I know, I know, I know! I have been missing...MIA if you will...all with good reason. My last post was about waiting and a few people called and asked what I was waiting for. Well it was a confirmation that everything in my world is going to change. Everything from the day to day to the deepest thoughts and feelings that I think I know I will experience.
Waiting for news that was negative , then "I think that's negative"....no , no maybe that's a positive...and then the answer that wouldn't be denied. Clear as day...it took the most advance piece of technology that I have ever peed on (at least that is what the commercial said!)..Gordon and I are going to have a baby! A trip to the doctor for bloodwork confirmed the answer that I had been so longing for.
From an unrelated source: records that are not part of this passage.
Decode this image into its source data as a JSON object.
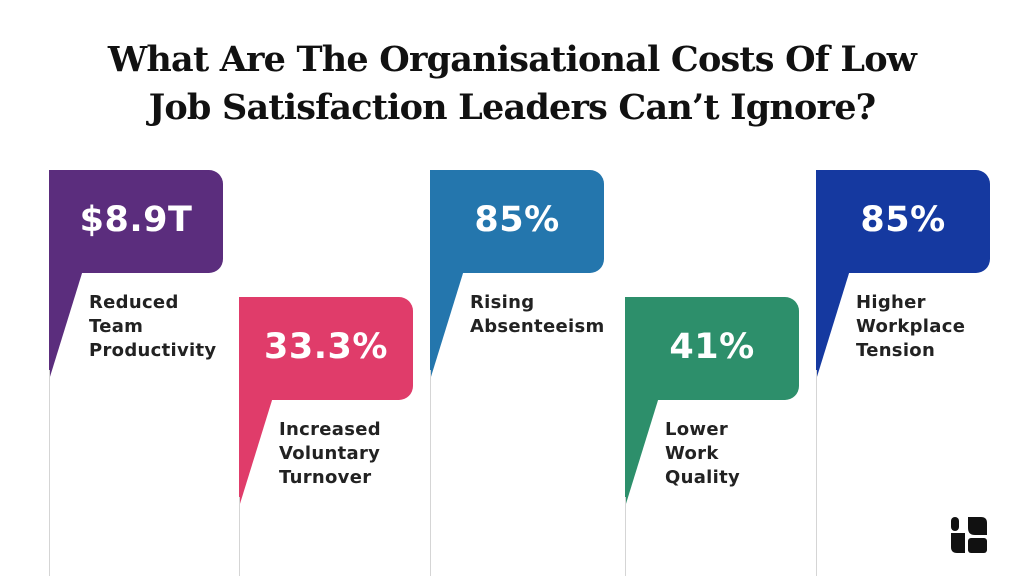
{
  "title": {
    "line1": "What Are The Organisational Costs Of Low",
    "line2": "Job Satisfaction Leaders Can’t Ignore?"
  },
  "cards": [
    {
      "value": "$8.9T",
      "label": [
        "Reduced",
        "Team",
        "Productivity"
      ],
      "color": "#5b2d7d"
    },
    {
      "value": "33.3%",
      "label": [
        "Increased",
        "Voluntary",
        "Turnover"
      ],
      "color": "#e03c6a"
    },
    {
      "value": "85%",
      "label": [
        "Rising",
        "Absenteeism"
      ],
      "color": "#2476ad"
    },
    {
      "value": "41%",
      "label": [
        "Lower",
        "Work",
        "Quality"
      ],
      "color": "#2d8f6b"
    },
    {
      "value": "85%",
      "label": [
        "Higher",
        "Workplace",
        "Tension"
      ],
      "color": "#1539a0"
    }
  ],
  "logo": {
    "icon": "brand-logo-icon",
    "color": "#111111"
  }
}
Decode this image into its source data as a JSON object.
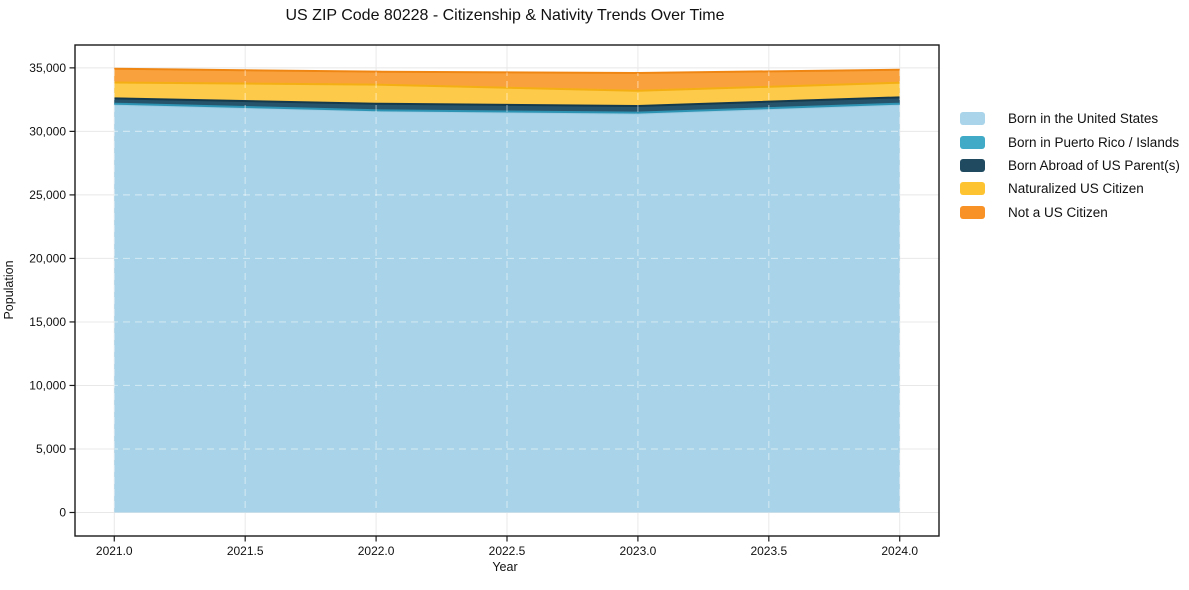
{
  "chart_data": {
    "type": "area",
    "stacked": true,
    "title": "US ZIP Code 80228 - Citizenship & Nativity Trends Over Time",
    "xlabel": "Year",
    "ylabel": "Population",
    "x": [
      2021,
      2022,
      2023,
      2024
    ],
    "series": [
      {
        "name": "Born in the United States",
        "values": [
          32100,
          31600,
          31400,
          32100
        ],
        "fill": "#A8D3E8",
        "edge": "#9CCBE2",
        "legend": "#A9D4E9"
      },
      {
        "name": "Born in Puerto Rico / Islands",
        "values": [
          80,
          60,
          80,
          80
        ],
        "fill": "#4FB0CA",
        "edge": "#2E94B4",
        "legend": "#41ABC7"
      },
      {
        "name": "Born Abroad of US Parent(s)",
        "values": [
          420,
          520,
          520,
          500
        ],
        "fill": "#26536A",
        "edge": "#15394C",
        "legend": "#1F4A5F"
      },
      {
        "name": "Naturalized US Citizen",
        "values": [
          1250,
          1500,
          1200,
          1150
        ],
        "fill": "#FDCA49",
        "edge": "#F4AF13",
        "legend": "#FDC330"
      },
      {
        "name": "Not a US Citizen",
        "values": [
          1080,
          1020,
          1400,
          1020
        ],
        "fill": "#F9A23D",
        "edge": "#EF8613",
        "legend": "#F89227"
      }
    ],
    "xlim": [
      2020.85,
      2024.15
    ],
    "ylim": [
      -1850,
      36800
    ],
    "xticks": {
      "values": [
        2021,
        2021.5,
        2022,
        2022.5,
        2023,
        2023.5,
        2024
      ],
      "labels": [
        "2021.0",
        "2021.5",
        "2022.0",
        "2022.5",
        "2023.0",
        "2023.5",
        "2024.0"
      ]
    },
    "yticks": {
      "values": [
        0,
        5000,
        10000,
        15000,
        20000,
        25000,
        30000,
        35000
      ],
      "labels": [
        "0",
        "5,000",
        "10,000",
        "15,000",
        "20,000",
        "25,000",
        "30,000",
        "35,000"
      ]
    },
    "grid": true,
    "legend_position": "outside-right"
  },
  "colors": {
    "background": "#ffffff",
    "grid": "#e8e8e8",
    "grid_overlay": "rgba(255,255,255,0.45)",
    "spine": "#1a1a1a",
    "tick": "#1a1a1a",
    "text": "#111111"
  }
}
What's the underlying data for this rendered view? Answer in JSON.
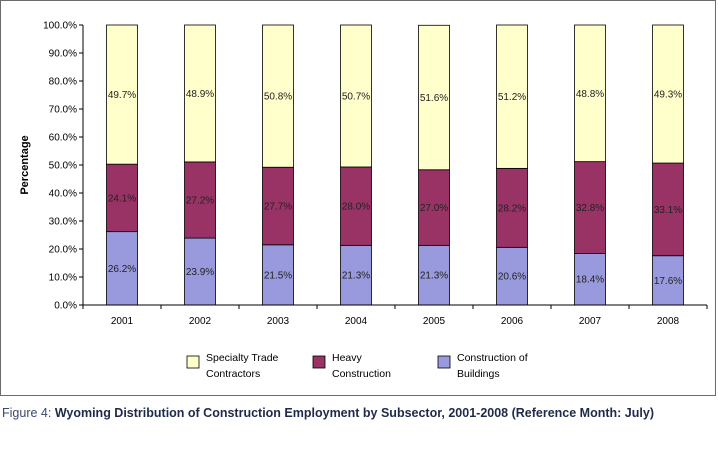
{
  "caption": {
    "lead": "Figure 4: ",
    "title": "Wyoming Distribution of Construction Employment by Subsector, 2001-2008 (Reference Month: July)"
  },
  "chart_data": {
    "type": "bar",
    "stacked": true,
    "categories": [
      "2001",
      "2002",
      "2003",
      "2004",
      "2005",
      "2006",
      "2007",
      "2008"
    ],
    "series": [
      {
        "name": "Construction of Buildings",
        "color": "#9999dd",
        "values": [
          26.2,
          23.9,
          21.5,
          21.3,
          21.3,
          20.6,
          18.4,
          17.6
        ]
      },
      {
        "name": "Heavy Construction",
        "color": "#993366",
        "values": [
          24.1,
          27.2,
          27.7,
          28.0,
          27.0,
          28.2,
          32.8,
          33.1
        ]
      },
      {
        "name": "Specialty Trade Contractors",
        "color": "#ffffcc",
        "values": [
          49.7,
          48.9,
          50.8,
          50.7,
          51.6,
          51.2,
          48.8,
          49.3
        ]
      }
    ],
    "data_labels": {
      "buildings": [
        "26.2%",
        "23.9%",
        "21.5%",
        "21.3%",
        "21.3%",
        "20.6%",
        "18.4%",
        "17.6%"
      ],
      "heavy": [
        "24.1%",
        "27.2%",
        "27.7%",
        "28.0%",
        "27.0%",
        "28.2%",
        "32.8%",
        "33.1%"
      ],
      "specialty": [
        "49.7%",
        "48.9%",
        "50.8%",
        "50.7%",
        "51.6%",
        "51.2%",
        "48.8%",
        "49.3%"
      ]
    },
    "ylabel": "Percentage",
    "ylim": [
      0,
      100
    ],
    "yticks": [
      "0.0%",
      "10.0%",
      "20.0%",
      "30.0%",
      "40.0%",
      "50.0%",
      "60.0%",
      "70.0%",
      "80.0%",
      "90.0%",
      "100.0%"
    ],
    "grid": false,
    "legend": {
      "placement": "bottom",
      "items": [
        {
          "line1": "Specialty Trade",
          "line2": "Contractors",
          "color": "#ffffcc"
        },
        {
          "line1": "Heavy",
          "line2": "Construction",
          "color": "#993366"
        },
        {
          "line1": "Construction of",
          "line2": "Buildings",
          "color": "#9999dd"
        }
      ]
    }
  }
}
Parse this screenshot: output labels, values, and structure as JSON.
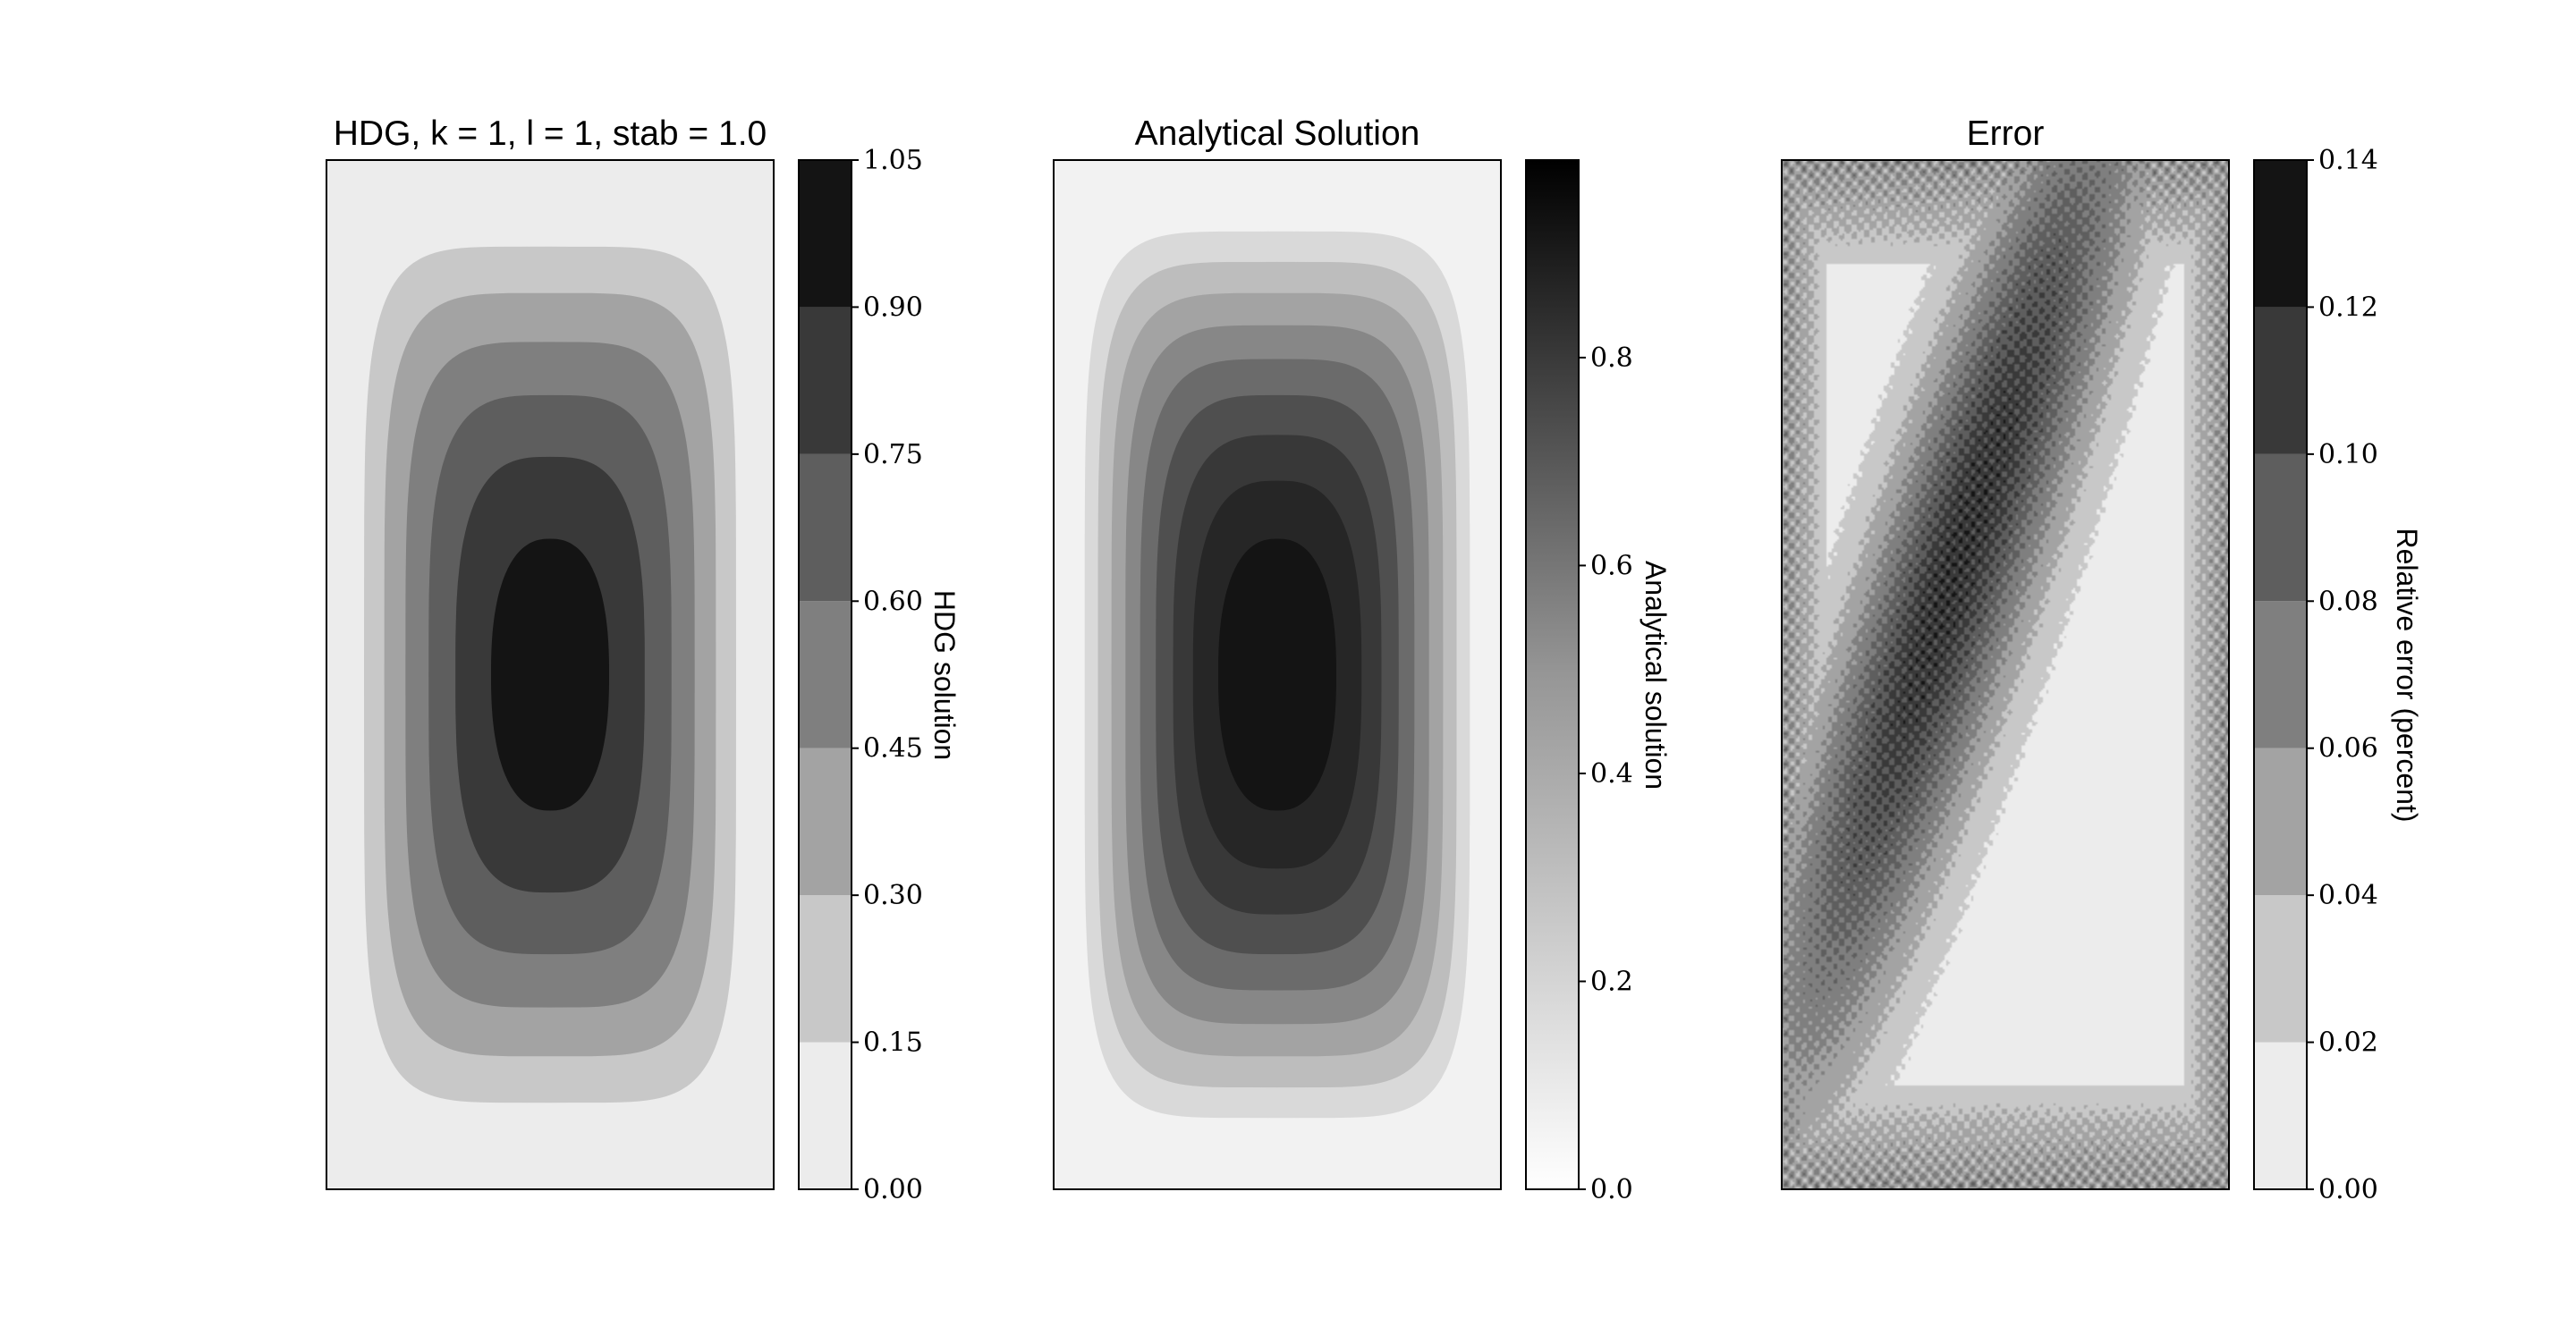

Most people who are trying to start a family are elated when they get the news. We were over joyed and terrified all at the same time. The fear that anything could go wrong and that this baby may not yet be ours was one that was so real to us that we decided only to share the news with a handful of individuals with whom we knew we could confide in should God have a different plan for this baby. It was easier not to blog because I didn't want to spill the beans and let the whole world know my fear.
We started sharing th enews at Easter. We had already seen our little one at an early ultrasound and thought that it would be okay to share the news. Last week we heard the heartbeat for the first time. I never imagined that something so small could have a heart that beat so quickly. It was something incredible to hear.
In two days we go for another ultrasound. I must admit that posting in my blog today makes me nervous...I feel almost like I should wait but if I wait will the fear ever go away.
I realize that the fear will never leave me. It will change and evolve and take on a new meaning. Right now I want more than anything to enjoy the miracle that is taking place in our lives.
We're going to have a baby...how cool is that?!